Women who work in male-dominated jobs deserve a whole lot of respect. Not only are they breaking barriers in the workplace, but they're also doing so at the expense of their actual health. A new study finds that women who work with mostly men suffer negative effects in their brain chemistry.
Researchers at Indiana University focused on "occupational sex tokenism," fields in which less than 15% of the workforce is female. Some of their examples included construction supervisors, engineers, painters, and groundskeepers.
The study, which was presented at a meeting of the American Sociological Association, focused on the stress hormone cortisol, which normally fluctuates throughout the day.
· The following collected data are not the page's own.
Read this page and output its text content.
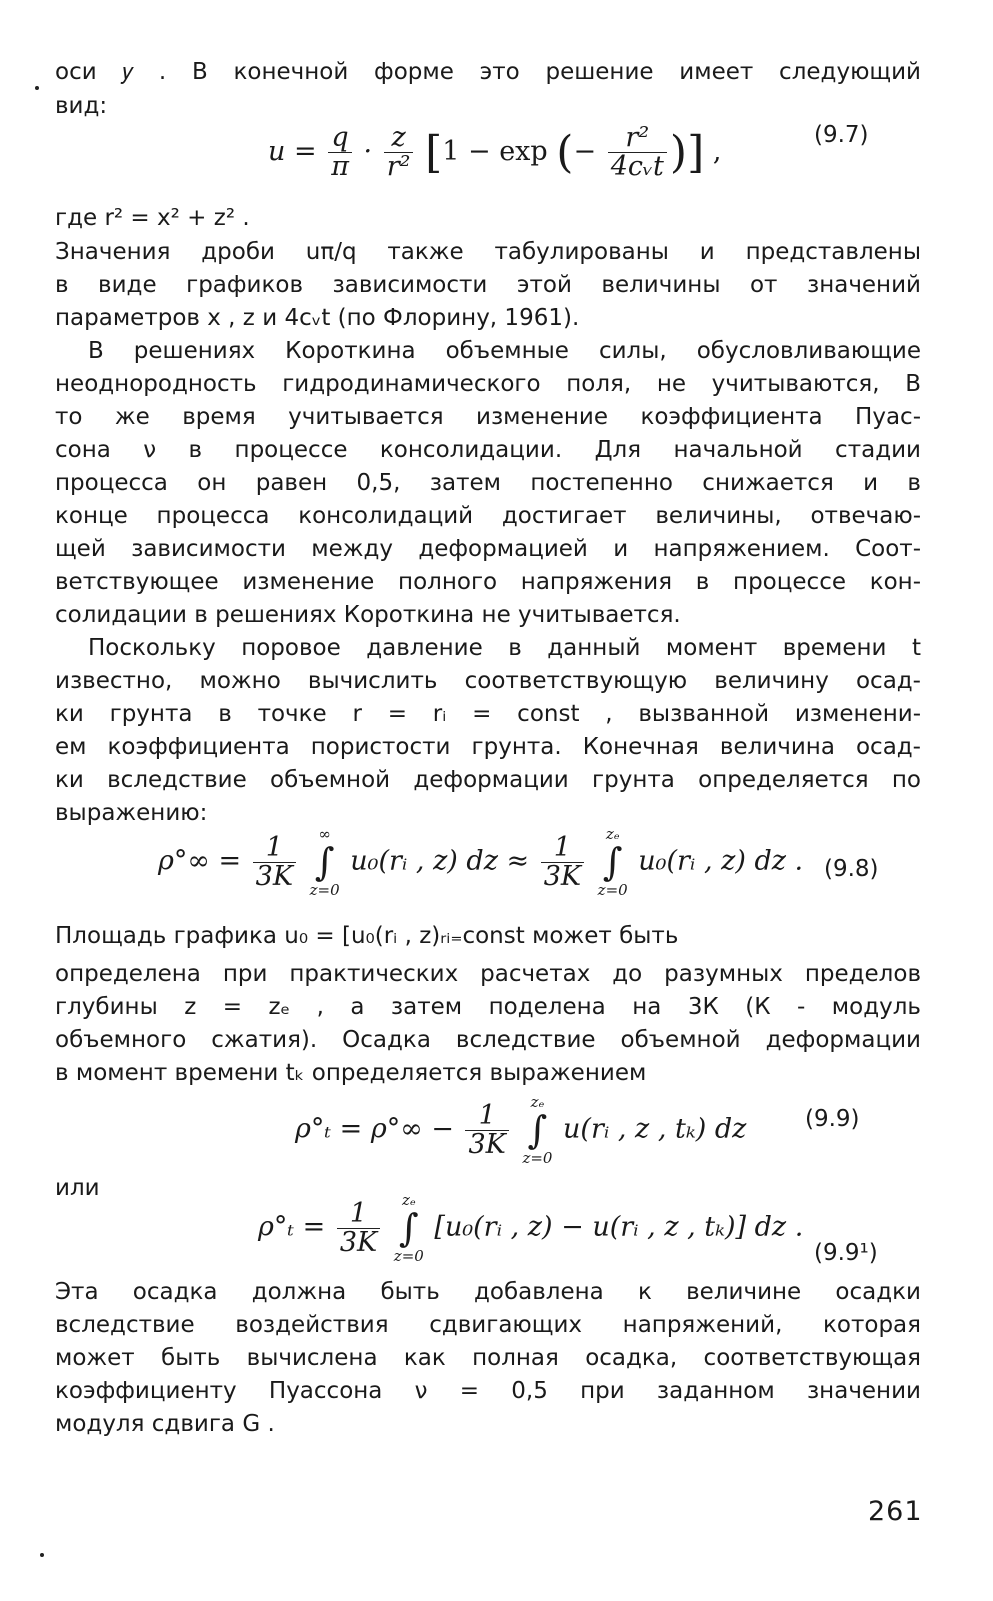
оси 𝑦 . В конечной форме это решение имеет следующий
вид:
$u = \frac{q}{\pi} \cdot \frac{z}{\text{r²}} [1 - \exp$ (− $\frac{\text{r²}}{\text{4cᵥt}}$ )] ,
(9.7)
где r² = x² + z² .
Значения дроби uπ/q также табулированы и представлены
в виде графиков зависимости этой величины от значений
параметров x , z и 4cᵥt (по Флорину, 1961).
В решениях Короткина объемные силы, обусловливающие
неоднородность гидродинамического поля, не учитываются, В
то же время учитывается изменение коэффициента Пуас-
сона ν в процессе консолидации. Для начальной стадии
процесса он равен 0,5, затем постепенно снижается и в
конце процесса консолидаций достигает величины, отвечаю-
щей зависимости между деформацией и напряжением. Соот-
ветствующее изменение полного напряжения в процессе кон-
солидации в решениях Короткина не учитывается.
Поскольку поровое давление в данный момент времени t
известно, можно вычислить соответствующую величину осад-
ки грунта в точке r = rᵢ = const , вызванной изменени-
ем коэффициента пористости грунта. Конечная величина осад-
ки вследствие объемной деформации грунта определяется по
выражению:
$\rho^\circ\infty = \frac{1}{3K}$
	∞
∫
z=0
u₀(rᵢ , z) dz ≈ $\frac{1}{3K}$
	zₑ
∫
z=0
u₀(rᵢ , z) dz . (9.8)
Площадь графика u₀ = [u₀(rᵢ , z)ᵣᵢ₌const может быть
определена при практических расчетах до разумных пределов
глубины z = zₑ , а затем поделена на 3К (К - модуль
объемного сжатия). Осадка вследствие объемной деформации
в момент времени tₖ определяется выражением
$\rho^\circ_t = \rho^\circ\infty - \frac{1}{3K}$
	zₑ
∫
z=0
u(rᵢ , z , tₖ) dz	(9.9)
или
$\rho^\circ_t = \frac{1}{3K}$
	zₑ
∫
z=0
[u₀(rᵢ , z) − u(rᵢ , z , tₖ)] dz .
(9.9¹)
Эта осадка должна быть добавлена к величине осадки
вследствие воздействия сдвигающих напряжений, которая
может быть вычислена как полная осадка, соответствующая
коэффициенту Пуассона ν = 0,5 при заданном значении
модуля сдвига G .
261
The researcher used data from another study, in which participants gave samples of cortisol when they woke up, 30 minutes after waking up, while having lunch, and before bed.
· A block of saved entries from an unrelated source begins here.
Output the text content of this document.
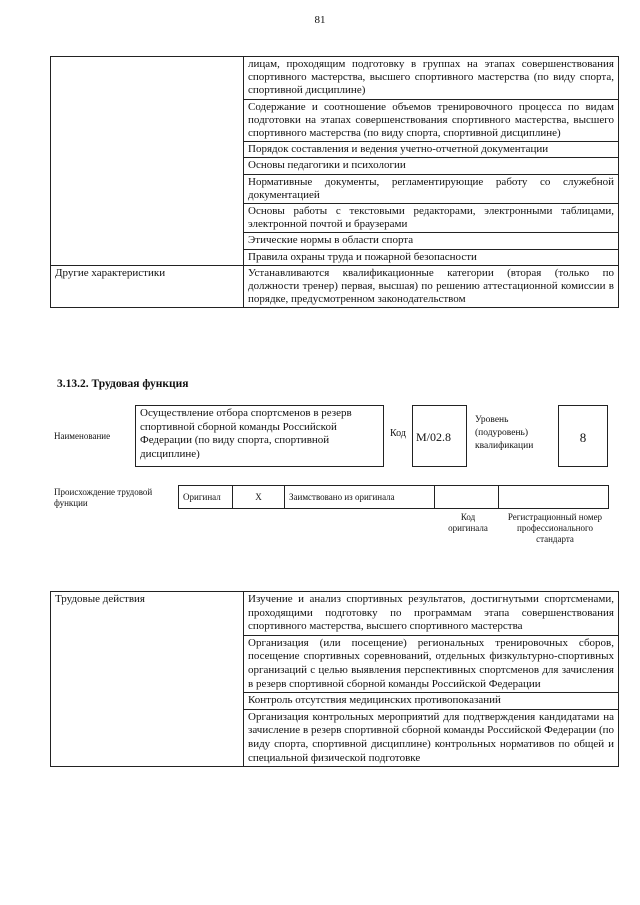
81
	лицам, проходящим подготовку в группах на этапах совершенствования спортивного мастерства, высшего спортивного мастерства (по виду спорта, спортивной дисциплине)
	Содержание и соотношение объемов тренировочного процесса по видам подготовки на этапах совершенствования спортивного мастерства, высшего спортивного мастерства (по виду спорта, спортивной дисциплине)
	Порядок составления и ведения учетно-отчетной документации
	Основы педагогики и психологии
	Нормативные документы, регламентирующие работу со служебной документацией
	Основы работы с текстовыми редакторами, электронными таблицами, электронной почтой и браузерами
	Этические нормы в области спорта
	Правила охраны труда и пожарной безопасности
Другие характеристики	Устанавливаются квалификационные категории (вторая (только по должности тренер) первая, высшая) по решению аттестационной комиссии в порядке, предусмотренном законодательством
3.13.2. Трудовая функция
Наименование
Осуществление отбора спортсменов в резерв спортивной сборной команды Российской Федерации (по виду спорта, спортивной дисциплине)
Код М/02.8
Уровень (подуровень) квалификации
8
Происхождение трудовой функции
Оригинал	X	Заимствовано из оригинала		
Код оригинала
Регистрационный номер профессионального стандарта
Трудовые действия	Изучение и анализ спортивных результатов, достигнутыми спортсменами, проходящими подготовку по программам этапа совершенствования спортивного мастерства, высшего спортивного мастерства
Организация (или посещение) региональных тренировочных сборов, посещение спортивных соревнований, отдельных физкультурно-спортивных организаций с целью выявления перспективных спортсменов для зачисления в резерв спортивной сборной команды Российской Федерации
Контроль отсутствия медицинских противопоказаний
Организация контрольных мероприятий для подтверждения кандидатами на зачисление в резерв спортивной сборной команды Российской Федерации (по виду спорта, спортивной дисциплине) контрольных нормативов по общей и специальной физической подготовке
They found that women who are considered "tokens" at work have less healthy patterns of cortisol throughout the day. That's controlled for individual characteristics like smoking, sleep patterns, marital status, kids, and medical conditions.
Being the "token woman" can create a negative workplace environment, one in which you're socially isolated, people doubt you can keep up, and sometimes you're even sexually harassed. All that stress leads to a cortisol imbalance in your brain, which can make you vulnerable to disease. So if you work with mostly dudes, self-care isn't just important for your soul—it's crucial for your brain, too.